Verso la decarbonizzazione Più impulso alle rinnovabili

Nel 2015 l'elettricità prodotta in Italia grazie a fonti non fossili è stata il 39%. Solare, eolico e biometano

Riccardo Cervelli

La lotta ai cambiamenti climatici, che tanti danni stanno provocando nelle economie e nelle vite delle persone, passa dalla decarbonizzazione. Muoversi verso una civiltà low-carbon, a vantaggio soprattutto delle generazioni future, significa innanzitutto ridurre le emissioni del principale del gas serra, la CO2. La decarbonizzazione si ottiene con la riduzione dell'uso dei combustibili fossili e con l'aumento dell'utilizzo dell'elettricità, dalla quale, peraltro, oggi dipende il funzionamento di quasi tutte le tecnologie.

Ma come si produce l'elettricità?
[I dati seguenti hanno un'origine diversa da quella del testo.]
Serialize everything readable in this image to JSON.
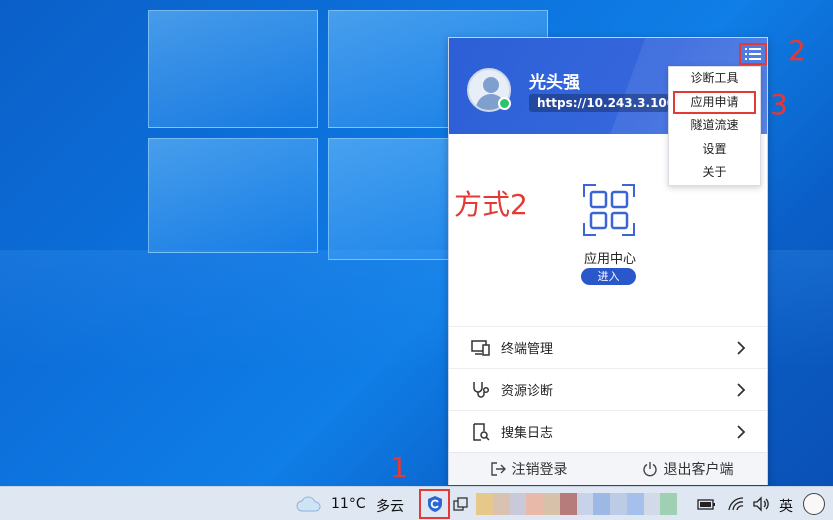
{
  "client": {
    "username": "光头强",
    "server_url": "https://10.243.3.100",
    "menu": {
      "items": [
        "诊断工具",
        "应用申请",
        "隧道流速",
        "设置",
        "关于"
      ],
      "highlighted_index": 1
    },
    "annotation_way": "方式2",
    "app_center": {
      "label": "应用中心",
      "enter_label": "进入"
    },
    "rows": [
      {
        "label": "终端管理",
        "icon": "monitor-icon"
      },
      {
        "label": "资源诊断",
        "icon": "stethoscope-icon"
      },
      {
        "label": "搜集日志",
        "icon": "log-search-icon"
      }
    ],
    "footer": {
      "logout_label": "注销登录",
      "exit_label": "退出客户端"
    }
  },
  "annotations": {
    "step1": "1",
    "step2": "2",
    "step3": "3"
  },
  "taskbar": {
    "temperature": "11°C",
    "condition": "多云",
    "language": "英"
  },
  "colors": {
    "accent": "#2c5fd6",
    "annotation_red": "#e53935",
    "online": "#2cc36b"
  }
}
In Europa la maggior parte di questa energia, secondo Eurostat, si genera con fonti energetiche non rinnovabili quali nucleare, gas, petrolio e carbone.

Nel 2015 il fabbisogno di elettricità nei Paesi europei è stato soddisfatto solo per il 33,5% con lo sfruttamento di fonti rinnovabili come idroelettrico, fotovoltaico, bioenergie, eolico e geotermico.

Sotto questo punto di vista, sempre nel 2015, l'Italia si è dimostrata molto virtuosa, con una percentuale di elettricità prodotta con renewables pari al 39%. Anche per quanto riguarda il soddisfacimento della domanda energetica in generale (oltre quella elettrica) l'Italia è riuscita a surclassare le altre maggiori economie europee con una quota di energie rinnovabili pari al 17,5% del mix complessivo. Un valore che è risultato addirittura superiore di mezzo punto rispetto all'obiettivo del 17% fissato dall'Europa per il 2020.

Si può quindi riposare sugli allori? Non tanto. Il nuovo obiettivo della Ue per il 2030 è del 27% di contributo delle rinnovabili nella risposta alla domanda energetica. Per quanto riguarda il settore elettrico, una grossa fetta della produzione italiana nel 2015 è stata ottenuta con l'idroelettrico tradizionale (22% contro il 17% delle altre renewables), una fonte che ormai ha raggiunto la sua saturazione.

Se si vuole proseguire nella strada della decarbonizzazione, serve valorizzare le altre rinnovabili, a partire dal fotovoltaico, dall'eolico e dalle biomasse (rifiuti urbani, scarti di attività agricole, alghe, ecc, con cui si può produrre calore e biometano).

La Strategia energetica nazionale (Sen) recentemente approvata dal governo mira a raggiungere una quota di energia da rinnovabili pari al 28% entro il 2030. A questo risultato si arriva innalzando il contributo delle renewables al 55% nel settore elettrico, al 30% negli usi per riscaldamento/raffrescamento e al 21% nei trasporti. Per quali obiettivi? Oltre alla decarbonizzazione, spiccano anche l'aumento della competitività dell'economia e quello della sicurezza energetica.

Entrambi si possono raggiungere solo con la riduzione dei costi energetici, la diversificazione delle fonti e una maggiore flessibilità e efficienza delle infrastrutture. Per vincere queste sfide non si può prescindere da un impegno collettivo a superare la cosiddetta «sindrome Nimby (Not-in-my-backyard)», per cui tutti sono d'accordo a decarbonizzare, modernizzare e efficientare, ma senza cantieri e modifiche (che spesso sono solo temporanee) nel proprio territorio.

L'Osservatorio Media Permanente Nimby Forum ha censito nel 2016 in Italia 359 impianti contestati, con un più 5% rispetto all'anno precedente.

Sulle prime due piazze del podio dei settori più colpiti si situano il comparto energetico (56,7%) e quello dei rifiuti (37,4%): quelli la cui modernizzazione, tra le altre cose, garantirebbe la creazione di molti nuovi posti di lavoro qualificati.